Vorwand: Budgetkonsolidierung

Warum tut man das? Die Regierung argumentiert mit der Notwendigkeit, ihre Ausgaben zu senken. Sie erwartet sich durch die weitgehende Abschaffung des geringfügigen Zuverdienstes bei gleichzeitigen AMS-Leistungen, bundesweite Einsparungen von jährlich rund 110 Millionen Euro. Unabhängig davon, wie realistisch diese Zahlen sind, scheint der Beitrag zur Budgetkonsolidierung überschaubar. Nach den nach außen kommunizierten Zahlen haben im Jahr 2024 rund 28.000 neben dem Bezug von AMS-Leistungen geringfügige Beschäftigungen ausgeübt. Bei über 300.000 offiziell arbeitslosen Personen und etwas weniger als 4 Millionen unselbständig Beschäftigten ist auch dies eine vernachlässigbare Größe.

Interessant ist die im Vorblatt zum Gesetzesentwurf enthaltene Einschätzung zu den gesamtwirtschaftlichen Auswirkungen. Auszugsweise der Originalwortlaut:

Obgleich aus Modellrechnungen ableitbar ist, dass der Bestand an AlVG-Leistungsbezieher:innen durch die Einschränkung der Zuverdienstmöglichkeit während der Arbeitslosigkeit um rund 10.000 Personen im Jahresdurchschnitt sinken könnte, ist kein wesentlicher Nachfrageeffekt mit hoher Wahrscheinlich [sic] begründbar, da das erhöhte Arbeitsangebot teilweise andere Arbeitskräfte ersetzen wird.“

Mit anderen Worten: Die Regierung erwartet sich, rund 10.000 Personen in vollversicherte Beschäftigungen zu drängen. Gleichzeitig geht sie aber nicht davon aus, dass dadurch offene Stellen besetzt werden, sondern dass andere Personen vom Arbeitsmarkt verdrängt werden. Um die ach so händeringend gesuchten Fachkräfte kann es also denklogisch nicht gehen.

Tatsache: Klassenkampf von oben

Worum geht es dann? Der Verdacht liegt nahe, dass es darum geht, den Bezug von AMS-Leistungen so unattraktiv wie möglich zu gestalten. Und das vor dem Hintergrund, dass sie im internationalen Vergleich ohnehin schon sehr niedrig sind. Wie bereits bei der massiven Eindämmung der Bildungskarenz und den zu erwartenden Einschnitten bei der Sozialhilfe, sollen Lebens- und Überlebensmodelle jenseits von Vollzeitlohnarbeit erschwert bis verunmöglicht werden. Akkordiert wird dies durch wiederholte Beiträge in den einschlägigen Boulevard-Medien, in welchen der Bezug von Sozialleistungen Vollzeitbeschäftigungen gegenüber gestellt wird. Das Argument: Die ‚exorbitanten‘ Einkünfte aus diversen Sozialleistungen würden sich der Höhe nach nicht wesentlich von Gehältern aus Vollzeitbeschäftigungen unterscheiden. Bezeichnender Weise stellen diese Beiträge ausschließlich Sozialleistungen in Frage – niemals die Lohnhöhen für Vollzeitbeschäftigungen.

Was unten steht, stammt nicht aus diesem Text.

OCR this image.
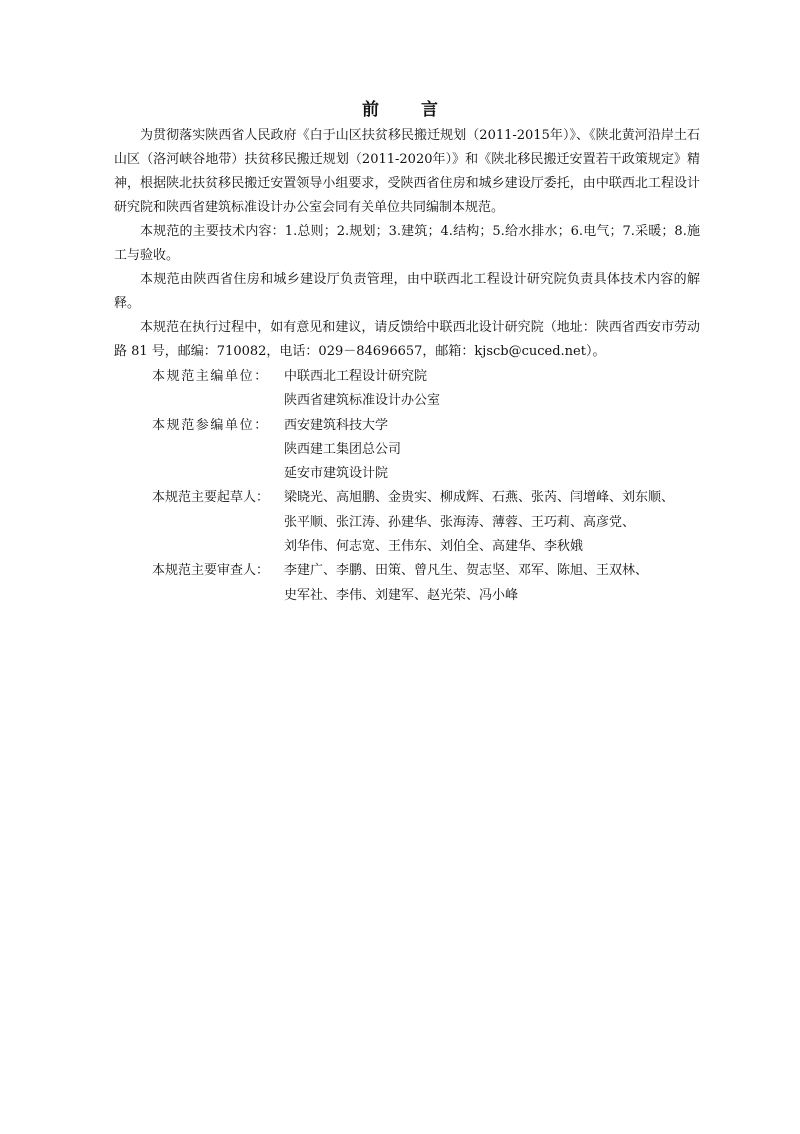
前 言

为贯彻落实陕西省人民政府《白于山区扶贫移民搬迁规划（2011-2015年）》、《陕北黄河沿岸土石山区（洛河峡谷地带）扶贫移民搬迁规划（2011-2020年）》和《陕北移民搬迁安置若干政策规定》精神，根据陕北扶贫移民搬迁安置领导小组要求，受陕西省住房和城乡建设厅委托，由中联西北工程设计研究院和陕西省建筑标准设计办公室会同有关单位共同编制本规范。

本规范的主要技术内容：1.总则；2.规划；3.建筑；4.结构；5.给水排水；6.电气；7.采暖；8.施工与验收。

本规范由陕西省住房和城乡建设厅负责管理，由中联西北工程设计研究院负责具体技术内容的解释。

本规范在执行过程中，如有意见和建议，请反馈给中联西北设计研究院（地址：陕西省西安市劳动路 81 号，邮编：710082，电话：029－84696657，邮箱：kjscb@cuced.net）。

本规范主编单位：	中联西北工程设计研究院
陕西省建筑标准设计办公室
本规范参编单位：	西安建筑科技大学
陕西建工集团总公司
延安市建筑设计院
本规范主要起草人：	梁晓光、高旭鹏、金贵实、柳成辉、石燕、张芮、闫增峰、刘东顺、
张平顺、张江涛、孙建华、张海涛、薄蓉、王巧莉、高彦党、
刘华伟、何志宽、王伟东、刘伯全、高建华、李秋娥
本规范主要审查人：	李建广、李鹏、田策、曾凡生、贺志坚、邓军、陈旭、王双林、
史军社、李伟、刘建军、赵光荣、冯小峰
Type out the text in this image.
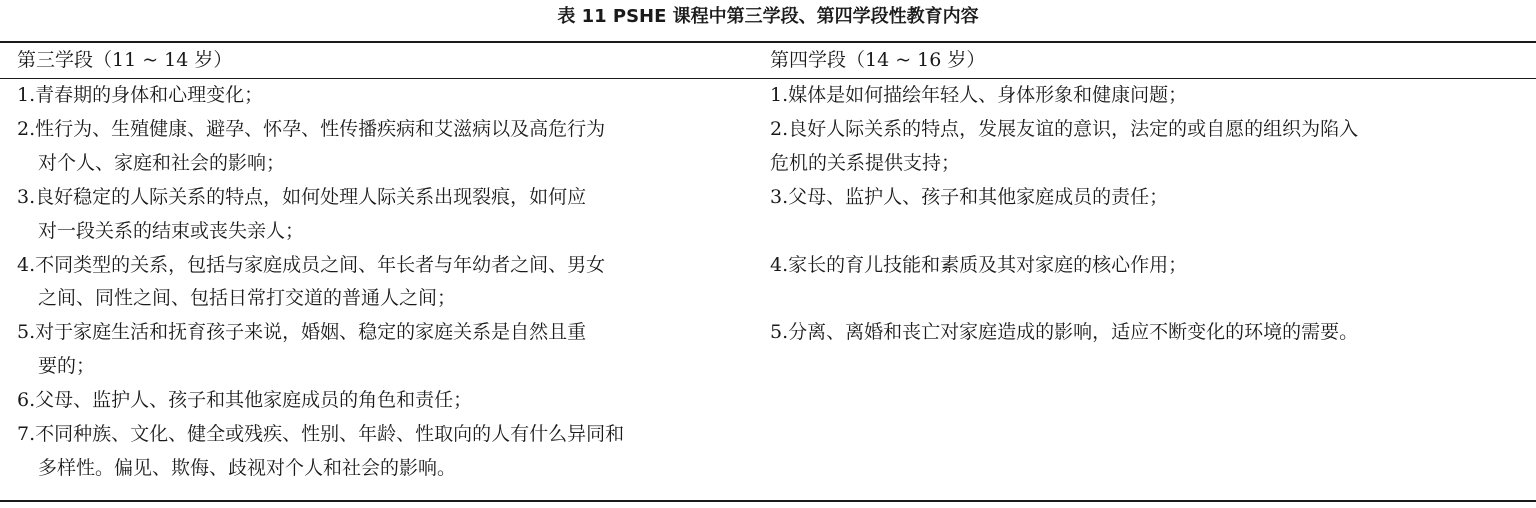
表 11 PSHE 课程中第三学段、第四学段性教育内容
第三学段（11 ~ 14 岁）	第四学段（14 ~ 16 岁）

1.青春期的身体和心理变化；

2.性行为、生殖健康、避孕、怀孕、性传播疾病和艾滋病以及高危行为
对个人、家庭和社会的影响；

3.良好稳定的人际关系的特点，如何处理人际关系出现裂痕，如何应
对一段关系的结束或丧失亲人；

4.不同类型的关系，包括与家庭成员之间、年长者与年幼者之间、男女
之间、同性之间、包括日常打交道的普通人之间；

5.对于家庭生活和抚育孩子来说，婚姻、稳定的家庭关系是自然且重
要的；

6.父母、监护人、孩子和其他家庭成员的角色和责任；

7.不同种族、文化、健全或残疾、性别、年龄、性取向的人有什么异同和
多样性。偏见、欺侮、歧视对个人和社会的影响。

1.媒体是如何描绘年轻人、身体形象和健康问题；

2.良好人际关系的特点，发展友谊的意识，法定的或自愿的组织为陷入
危机的关系提供支持；

3.父母、监护人、孩子和其他家庭成员的责任；

4.家长的育儿技能和素质及其对家庭的核心作用；

5.分离、离婚和丧亡对家庭造成的影响，适应不断变化的环境的需要。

Die Politik, die im Gesetzesentwurf zum Ausdruck kommt, hat weitreichende Konsequenzen. Sie betrifft nicht nur Personen, die unfreiwillig ihre Arbeit verlieren oder diese beenden, da sie physisch oder psychisch nicht mehr können, oder sich temporär den Zumutungen kapitalistischer Vollzeitlohnarbeit entziehen wollen. Sie hat Folgen für alle Lohnabhängigen: Je unattraktiver der Bezug von Sozialleistungen ist, umso weniger ist man geneigt, eine lohnabhängige Vollzeitbeschäftigung wegen schlechter Arbeitsbedingungen zu beenden. Gesamtwirtschaftlich wird somit unter dem Deckmantel der Budgetkonsolidierung die Verhandlungsmacht der sogenannten Arbeitgeber*innen gestärkt. Damit handelt es sich bei den geplanten Gesetzesänderungen schlicht um Klassenkampf von oben. Ob sich eine Sozialdemokratie voller Stolz und voller Würde daran beteiligen möchte, bleibt dieser überlassen.